Back in May I bought a 17″ MacBook Pro. The computer1 was rather expensive and – if you look at it with you rationality-goggles on – probably not the best value computer you can buy if you compare performance and price to other brands and models. That the MacBook can double as a heater is of course something that counts in its favor, but it’s just not enough.
Still, I’m a happy Mac owner and plan to stay a happy Mac owner for the foreseeable future. Even if the grey box has its cons, like the lack of a hard drive activity LED and that iTunes is a piece of shit software – don’t even get me started – it makes up for it with its pros, like the brilliant screen and unbeatable coolness-factor.
The number of Mac users reflects the availability (or rather the lack) of software and free software in particular. I used quite a few weeks to try to find good, free software that I could use for my everyday tasks: Web browsers, FTP clients, text editors, e-mail clients, IM clients and whatnot, but in a few cases I ended up with software that set my back a few bucks.
The choice of web browser was easy. Opera is my browser of choice, and it kicks just as much ass on OS X as it does on Windows. And it’s free. Can it be better? The Firefox posse will probably tell you otherwise, but don’t let them get to you. Even if it’s not OSS, it can be excellent software.
While I’m writing this, my MacBook Pro starts to make some very strange high-pitch clicking sounds when I’m typing on the keyboard. It’s like someone is quickly opening and closing a really old door that has not been greased for a long time. Bad sign? Probably.
Anyway. I’m using Thunderbird as my primary e-mail client, but I’m considering moving to another one. The SPAM filter is not that good and the OS X implementation is extremely slow. Delete an e-mail and it takes a second before it actually disappears from the screen. I’ve heard that the Apple e-mail client that comes with OS X is quite good, so I’ll probably give it a go.
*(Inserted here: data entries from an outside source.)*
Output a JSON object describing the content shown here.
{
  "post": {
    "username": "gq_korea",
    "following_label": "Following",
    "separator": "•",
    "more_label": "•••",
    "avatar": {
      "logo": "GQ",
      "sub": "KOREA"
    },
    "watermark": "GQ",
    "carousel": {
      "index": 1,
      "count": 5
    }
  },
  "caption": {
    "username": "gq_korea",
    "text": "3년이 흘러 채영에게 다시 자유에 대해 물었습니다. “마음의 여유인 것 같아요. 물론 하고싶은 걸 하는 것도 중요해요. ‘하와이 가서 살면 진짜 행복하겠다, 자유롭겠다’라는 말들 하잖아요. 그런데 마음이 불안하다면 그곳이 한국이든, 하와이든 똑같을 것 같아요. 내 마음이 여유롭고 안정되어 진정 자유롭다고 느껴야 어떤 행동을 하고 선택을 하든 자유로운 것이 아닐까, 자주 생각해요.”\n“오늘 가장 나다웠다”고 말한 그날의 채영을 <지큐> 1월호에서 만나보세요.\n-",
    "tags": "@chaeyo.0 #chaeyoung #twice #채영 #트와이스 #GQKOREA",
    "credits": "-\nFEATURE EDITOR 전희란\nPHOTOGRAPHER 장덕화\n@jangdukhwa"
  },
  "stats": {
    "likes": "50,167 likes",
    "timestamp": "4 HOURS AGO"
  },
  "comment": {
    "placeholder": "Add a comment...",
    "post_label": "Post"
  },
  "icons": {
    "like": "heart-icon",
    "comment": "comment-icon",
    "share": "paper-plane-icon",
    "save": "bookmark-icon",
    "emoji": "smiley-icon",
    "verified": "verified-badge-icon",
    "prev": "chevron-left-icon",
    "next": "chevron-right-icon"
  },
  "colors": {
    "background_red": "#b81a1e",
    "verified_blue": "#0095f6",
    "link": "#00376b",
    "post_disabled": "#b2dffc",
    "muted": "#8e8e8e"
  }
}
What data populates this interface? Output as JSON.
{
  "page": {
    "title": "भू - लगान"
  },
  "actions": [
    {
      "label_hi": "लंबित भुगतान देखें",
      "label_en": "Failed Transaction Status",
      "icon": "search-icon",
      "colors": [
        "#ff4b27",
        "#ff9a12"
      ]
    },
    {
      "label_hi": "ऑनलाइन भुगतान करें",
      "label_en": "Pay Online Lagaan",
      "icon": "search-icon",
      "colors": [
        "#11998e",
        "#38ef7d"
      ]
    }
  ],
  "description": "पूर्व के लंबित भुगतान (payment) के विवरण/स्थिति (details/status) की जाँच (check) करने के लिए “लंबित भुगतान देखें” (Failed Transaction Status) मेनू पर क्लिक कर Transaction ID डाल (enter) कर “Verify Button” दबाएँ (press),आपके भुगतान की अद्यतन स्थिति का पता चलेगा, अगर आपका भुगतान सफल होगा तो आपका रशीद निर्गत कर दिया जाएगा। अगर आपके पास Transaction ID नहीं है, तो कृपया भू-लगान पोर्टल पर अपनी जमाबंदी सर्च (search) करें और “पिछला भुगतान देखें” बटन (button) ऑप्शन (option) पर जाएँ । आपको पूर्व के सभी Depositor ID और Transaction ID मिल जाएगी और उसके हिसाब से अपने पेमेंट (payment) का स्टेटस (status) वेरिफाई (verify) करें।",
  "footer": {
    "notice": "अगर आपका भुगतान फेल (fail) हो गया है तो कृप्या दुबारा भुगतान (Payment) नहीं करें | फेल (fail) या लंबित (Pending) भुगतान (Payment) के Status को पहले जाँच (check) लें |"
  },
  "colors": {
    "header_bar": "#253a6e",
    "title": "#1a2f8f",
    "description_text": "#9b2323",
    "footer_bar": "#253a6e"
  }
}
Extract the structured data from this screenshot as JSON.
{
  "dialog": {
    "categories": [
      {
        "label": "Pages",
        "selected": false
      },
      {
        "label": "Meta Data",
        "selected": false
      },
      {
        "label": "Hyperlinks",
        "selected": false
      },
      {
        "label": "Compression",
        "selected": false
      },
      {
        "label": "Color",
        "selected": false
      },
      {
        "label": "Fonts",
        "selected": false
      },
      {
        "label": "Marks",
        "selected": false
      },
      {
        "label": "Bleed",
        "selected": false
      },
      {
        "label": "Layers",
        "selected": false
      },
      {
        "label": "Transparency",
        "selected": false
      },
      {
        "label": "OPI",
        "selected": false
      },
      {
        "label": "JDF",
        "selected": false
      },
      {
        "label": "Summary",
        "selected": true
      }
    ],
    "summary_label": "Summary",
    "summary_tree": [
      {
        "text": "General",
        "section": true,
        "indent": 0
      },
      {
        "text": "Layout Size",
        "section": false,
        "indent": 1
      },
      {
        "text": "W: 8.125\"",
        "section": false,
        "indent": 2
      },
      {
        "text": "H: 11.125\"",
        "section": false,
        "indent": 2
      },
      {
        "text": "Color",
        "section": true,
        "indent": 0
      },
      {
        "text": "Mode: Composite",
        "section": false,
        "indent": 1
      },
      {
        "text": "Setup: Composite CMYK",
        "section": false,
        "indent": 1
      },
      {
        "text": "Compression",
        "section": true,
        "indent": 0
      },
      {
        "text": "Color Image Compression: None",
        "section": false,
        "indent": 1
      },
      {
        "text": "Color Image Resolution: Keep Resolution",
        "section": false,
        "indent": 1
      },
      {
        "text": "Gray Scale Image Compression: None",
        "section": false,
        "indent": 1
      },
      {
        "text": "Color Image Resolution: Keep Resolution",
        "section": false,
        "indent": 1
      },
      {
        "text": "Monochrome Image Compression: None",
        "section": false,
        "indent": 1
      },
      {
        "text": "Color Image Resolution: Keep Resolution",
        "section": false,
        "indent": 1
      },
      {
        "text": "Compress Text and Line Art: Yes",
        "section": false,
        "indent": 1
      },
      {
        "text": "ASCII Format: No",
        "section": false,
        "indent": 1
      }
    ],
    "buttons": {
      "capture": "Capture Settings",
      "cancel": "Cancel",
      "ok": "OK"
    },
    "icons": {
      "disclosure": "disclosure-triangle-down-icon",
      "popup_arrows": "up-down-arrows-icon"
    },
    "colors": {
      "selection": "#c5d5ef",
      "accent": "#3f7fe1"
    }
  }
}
I started with Cyberduck for my FTP needs. It’s free but it proved to be rather unstable and didn’t have an interface I liked. You have to use Finder to browser local files, and I don’t like having a million windows open at the same time. On Windows I used FileZilla, a marvelous piece of free software. On OS X I decided to go with Transmit 3, which set me back a couple of dollars but looks stable and works like a charm.
Now, this entry suddenly turned into one of those behemoth entries that no one actually reads, so I think I’ll just stop writing and go through the rest of the list later. Also, the strange squeaking noises are getting louder as I type. Weird.